CIU Students Join Professor on Sabbatical Trip

CIU Students Join Professor on Sabbatical Trip

On the streets of Japan (l to r): CIU seminary student Elizabethe Johnson, Professor Dr. David Cashin, Cashin's wife Margareta,undergraduate student Garrett Mosley and undergraduate student Steven Tatlow

Even though Dr. David Cashin is on sabbatical, the Columbia International University professor of Intercultural Studies keeps on teaching. Three CIU students have joined Cashin on a trip to Japan where they are meeting the Japanese people and studying the culture. Cashin is also lecturing at a Japanese seminary where he leads courses on cultures and worldviews and Introduction to Islam, which includes a visit to a local mosque.

Below is a blog post from Cashin as he ponders Japan’s deepest need: Jesus Christ.

ADMIRAL PERRY, CHURCH PLANTING AND HIKIKOMORI

I have been reading a fascinating book on Japan and its faltering economy and culture entitled Shutting out the Sun, by Zielenziger.  It describes the various ways Japanese culture seems to be failing, economically and sociologically.  The economic growth rate on average has been under one percent for 15 years.  Japan’s birthrate is the lowest in the industrialized world and the population has been shrinking since 2005.  Japan suffers one of the highest suicide rates in the world and one to two million mostly young men have become recluses in their own homes, called the “hikikomori” or “withdrawn ones.” 

In 1853 the American Admiral Perry forced the “hermit kingdom” into the modern world.  For 47 years after this opening Protestant missionaries worked in Japan with considerable success.  An average of 5,000 people were baptized every year.  But Japan remained a very mono-ethnic and intensively group-oriented society.  Then in 1890 new laws were promulgated that enshrined Shinto in a new political structure.  Political and religious unity became synonymous and the group culture became even more intense.  Baptisms dropped immediately to about 1,000 per year and have never recovered.

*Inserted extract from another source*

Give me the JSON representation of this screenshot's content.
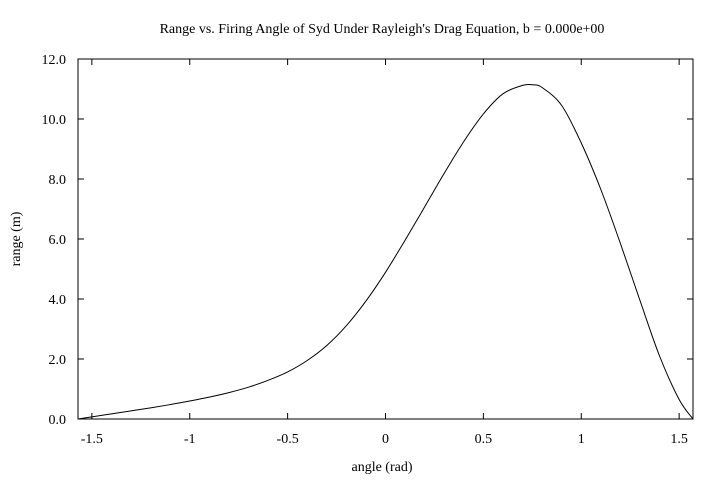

This intense group orientation continued after World War II and led to a lack of diversity, both ethnically and in the arena of ideas.  This led to the stifling of creativity and the crushing of individuals.  Bullying is normal, not only in schools, but in the workplace.  Those who do not conform are frozen out of the society in a blanket of silence and shame. And the system, once the envy of the industrialized world, is failing.

What does Jesus have to say about this?  Zielenziger makes the startling assertion, backed up by many Japanese commentators, that Japan desperately needs outsiders to bring new social and intellectual ideas into Japanese culture. He even mentions a Japanese woman who was set free from her bondage to the system through faith in Christ.  We are now living in that woman’s home here in Nagoya.  There is a growing awareness that social isolationism is killing Japan.  I think Jesus is saying that this is a kairos moment for Japan.  There is openness and a searching for answers outside of the existing system.  CIU needs to give renewed focus on Japan for missionary service.